Make No Mistake: Nonprofits Need the Charitable Deduction
A public letter by the executive director of the Triad Foundation
Some claims just can’t be left unchallenged.
The recent assertion by some members of the nonprofit community that the charitable deduction isn’t that important to charity is one of those claims.
Opponents believe the government knows how to spend money better than private citizens, that the public sector can pick winners and losers in the charitable sector, and that monolithic solutions trump diversity and experimentation.
Whether a private donation comes from a billionaire or a middle-class American, the charitable deduction is an important incentive and benefits the recipient far more than it does the giver.
A person who gives away $100, even if you subtract the maximum deduction of $35, is still giving away $65 for the good of someone else. And the ultimate beneficiary of that generosity, whether seated at a soup kitchen or at the local ballet, still enjoys what the full amount of the gift can provide.
But we have been over this debate about who really benefits from the charitable deduction many times before, so why are we revisiting this issue over and over?
Does anyone really believe that capping or eliminating the charitable deduction will bring about a national economic revival?
Instead, it is becoming increasingly apparent that attacks on the charitable deduction are based on the beliefs that the government knows how to spend money better than private citizens, that the public sector can pick winners and losers in the charitable sector, and that monolithic solutions trump diversity and experimentation. If we choose to go down this rocky and treacherous path, we send a clear message to our country that a strong civil society isn’t really that important when our government has other problems.
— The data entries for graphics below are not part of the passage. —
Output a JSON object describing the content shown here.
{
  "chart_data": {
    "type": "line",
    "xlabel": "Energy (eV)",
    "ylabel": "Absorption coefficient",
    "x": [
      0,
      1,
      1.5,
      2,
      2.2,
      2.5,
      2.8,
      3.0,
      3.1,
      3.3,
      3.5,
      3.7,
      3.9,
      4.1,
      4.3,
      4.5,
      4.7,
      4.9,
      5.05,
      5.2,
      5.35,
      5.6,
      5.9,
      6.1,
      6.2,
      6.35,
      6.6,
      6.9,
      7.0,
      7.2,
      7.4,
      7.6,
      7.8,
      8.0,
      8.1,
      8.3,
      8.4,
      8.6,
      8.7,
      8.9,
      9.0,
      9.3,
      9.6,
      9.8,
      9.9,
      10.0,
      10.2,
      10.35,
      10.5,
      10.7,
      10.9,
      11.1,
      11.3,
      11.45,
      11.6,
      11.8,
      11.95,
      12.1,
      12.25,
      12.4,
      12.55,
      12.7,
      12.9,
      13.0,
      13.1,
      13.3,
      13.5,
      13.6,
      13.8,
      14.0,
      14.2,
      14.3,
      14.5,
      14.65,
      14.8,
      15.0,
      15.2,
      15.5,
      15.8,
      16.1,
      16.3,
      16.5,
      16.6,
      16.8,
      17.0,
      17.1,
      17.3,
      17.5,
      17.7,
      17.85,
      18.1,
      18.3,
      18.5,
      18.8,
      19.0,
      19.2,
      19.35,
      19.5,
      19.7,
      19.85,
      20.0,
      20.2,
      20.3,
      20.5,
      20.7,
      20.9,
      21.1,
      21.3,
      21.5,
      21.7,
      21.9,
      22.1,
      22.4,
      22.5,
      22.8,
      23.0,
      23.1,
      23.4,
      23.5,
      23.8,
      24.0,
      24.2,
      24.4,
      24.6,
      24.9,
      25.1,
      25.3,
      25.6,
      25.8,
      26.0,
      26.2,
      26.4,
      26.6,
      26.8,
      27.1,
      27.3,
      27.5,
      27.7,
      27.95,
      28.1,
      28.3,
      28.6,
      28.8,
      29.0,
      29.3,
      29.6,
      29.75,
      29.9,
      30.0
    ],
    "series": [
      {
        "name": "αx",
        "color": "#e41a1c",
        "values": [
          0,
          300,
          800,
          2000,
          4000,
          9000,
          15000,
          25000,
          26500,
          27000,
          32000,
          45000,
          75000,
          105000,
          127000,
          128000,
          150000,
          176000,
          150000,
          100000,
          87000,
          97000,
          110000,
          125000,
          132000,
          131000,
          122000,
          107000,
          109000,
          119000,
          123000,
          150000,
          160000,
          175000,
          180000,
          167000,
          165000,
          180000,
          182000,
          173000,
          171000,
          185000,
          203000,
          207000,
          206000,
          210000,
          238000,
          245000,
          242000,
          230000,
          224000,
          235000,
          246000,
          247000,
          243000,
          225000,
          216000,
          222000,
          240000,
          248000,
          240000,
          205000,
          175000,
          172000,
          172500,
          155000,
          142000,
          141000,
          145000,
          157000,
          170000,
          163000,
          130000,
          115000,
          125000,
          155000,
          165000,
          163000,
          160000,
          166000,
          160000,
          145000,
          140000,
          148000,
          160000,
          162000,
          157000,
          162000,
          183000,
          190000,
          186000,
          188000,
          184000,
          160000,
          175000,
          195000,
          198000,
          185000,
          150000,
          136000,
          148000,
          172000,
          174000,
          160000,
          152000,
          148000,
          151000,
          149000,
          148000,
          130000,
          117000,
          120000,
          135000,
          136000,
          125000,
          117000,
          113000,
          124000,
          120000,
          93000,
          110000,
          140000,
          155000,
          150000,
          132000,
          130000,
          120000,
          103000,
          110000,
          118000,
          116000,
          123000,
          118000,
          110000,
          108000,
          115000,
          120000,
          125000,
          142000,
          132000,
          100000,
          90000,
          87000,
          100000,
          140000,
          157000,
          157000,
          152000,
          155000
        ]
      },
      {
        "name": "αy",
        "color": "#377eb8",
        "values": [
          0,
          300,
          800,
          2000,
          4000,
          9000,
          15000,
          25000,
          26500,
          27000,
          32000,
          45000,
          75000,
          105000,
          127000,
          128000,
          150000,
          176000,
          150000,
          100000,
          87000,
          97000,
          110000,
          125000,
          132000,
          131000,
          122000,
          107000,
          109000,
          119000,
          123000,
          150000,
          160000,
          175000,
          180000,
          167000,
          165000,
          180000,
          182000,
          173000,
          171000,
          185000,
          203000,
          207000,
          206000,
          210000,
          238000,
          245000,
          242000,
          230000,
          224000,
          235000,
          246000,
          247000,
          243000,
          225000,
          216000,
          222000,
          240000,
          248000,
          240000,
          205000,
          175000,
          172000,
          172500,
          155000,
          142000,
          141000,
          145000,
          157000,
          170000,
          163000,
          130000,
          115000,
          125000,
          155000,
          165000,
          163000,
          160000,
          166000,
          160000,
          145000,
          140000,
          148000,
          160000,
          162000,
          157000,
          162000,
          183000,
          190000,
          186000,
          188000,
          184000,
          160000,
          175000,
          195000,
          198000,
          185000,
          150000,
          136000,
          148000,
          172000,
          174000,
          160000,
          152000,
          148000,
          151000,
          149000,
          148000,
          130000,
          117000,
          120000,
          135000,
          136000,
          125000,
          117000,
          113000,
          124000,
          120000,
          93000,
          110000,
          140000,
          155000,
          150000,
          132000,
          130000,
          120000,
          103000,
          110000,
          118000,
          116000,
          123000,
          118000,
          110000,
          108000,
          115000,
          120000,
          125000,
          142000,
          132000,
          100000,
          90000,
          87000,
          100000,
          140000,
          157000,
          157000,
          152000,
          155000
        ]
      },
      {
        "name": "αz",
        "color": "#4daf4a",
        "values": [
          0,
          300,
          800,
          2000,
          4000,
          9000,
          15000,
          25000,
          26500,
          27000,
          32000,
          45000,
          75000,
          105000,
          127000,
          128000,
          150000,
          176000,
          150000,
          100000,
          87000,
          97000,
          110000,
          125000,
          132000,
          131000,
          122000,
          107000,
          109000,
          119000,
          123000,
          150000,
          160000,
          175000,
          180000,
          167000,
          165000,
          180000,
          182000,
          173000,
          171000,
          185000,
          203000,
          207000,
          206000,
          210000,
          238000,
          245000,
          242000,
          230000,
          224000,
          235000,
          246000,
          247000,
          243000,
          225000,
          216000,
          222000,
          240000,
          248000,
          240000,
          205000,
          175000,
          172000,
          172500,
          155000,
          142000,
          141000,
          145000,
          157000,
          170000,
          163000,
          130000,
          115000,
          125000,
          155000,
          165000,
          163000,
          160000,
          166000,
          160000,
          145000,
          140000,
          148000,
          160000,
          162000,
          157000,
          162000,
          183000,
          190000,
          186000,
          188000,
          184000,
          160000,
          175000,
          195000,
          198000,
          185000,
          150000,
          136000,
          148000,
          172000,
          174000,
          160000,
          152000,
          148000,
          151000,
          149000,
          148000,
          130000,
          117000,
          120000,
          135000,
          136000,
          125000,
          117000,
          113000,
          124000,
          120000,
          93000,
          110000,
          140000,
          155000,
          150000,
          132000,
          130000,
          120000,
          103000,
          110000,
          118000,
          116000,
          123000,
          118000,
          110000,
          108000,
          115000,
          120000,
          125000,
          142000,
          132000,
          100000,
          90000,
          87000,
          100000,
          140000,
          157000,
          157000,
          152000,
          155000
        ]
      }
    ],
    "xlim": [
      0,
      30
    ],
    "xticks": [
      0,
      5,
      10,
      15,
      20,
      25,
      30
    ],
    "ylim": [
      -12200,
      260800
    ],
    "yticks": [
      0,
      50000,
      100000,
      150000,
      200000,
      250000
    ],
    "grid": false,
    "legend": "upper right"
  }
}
Those who are attempting to divide the sector suggest that some charitable gifts are “better” than others. So let’s be clear that donations to the Family Reading Partnership or an art museum or science center are not about putting food in the stomachs of hungry families.
But they may well be about feeding the undernourished souls of those whose daily lives are marked by poverty, uncertainty, and fear.
Such gifts may also provide a vitally important educational and cultural opportunity for those in the community who might otherwise be denied that experience.
It is foolhardy to risk these donations, or donations to any other number of important community charitable causes, by limiting or eliminating the charitable deduction.
The nonprofit community has responded to our nation’s challenges for well over 200 years. The charitable deduction continues to be a powerful incentive for those who contribute to the many and diverse members of that community—to the arts, to education, to environmental causes, to faith communities, to human services—to all the causes that individual donors believe will make their communities, their country, and their world a better place.
We cannot allow this difficult economic time to alter forever our approach to encouraging strong civic participation through private giving and philanthropic investment. We must continue to make our voices heard to ensure that our political leadership values private giving and charity as much as those whom they serve do.
Joanne Florino, executive director, Triad Foundation, Ithaca, New York.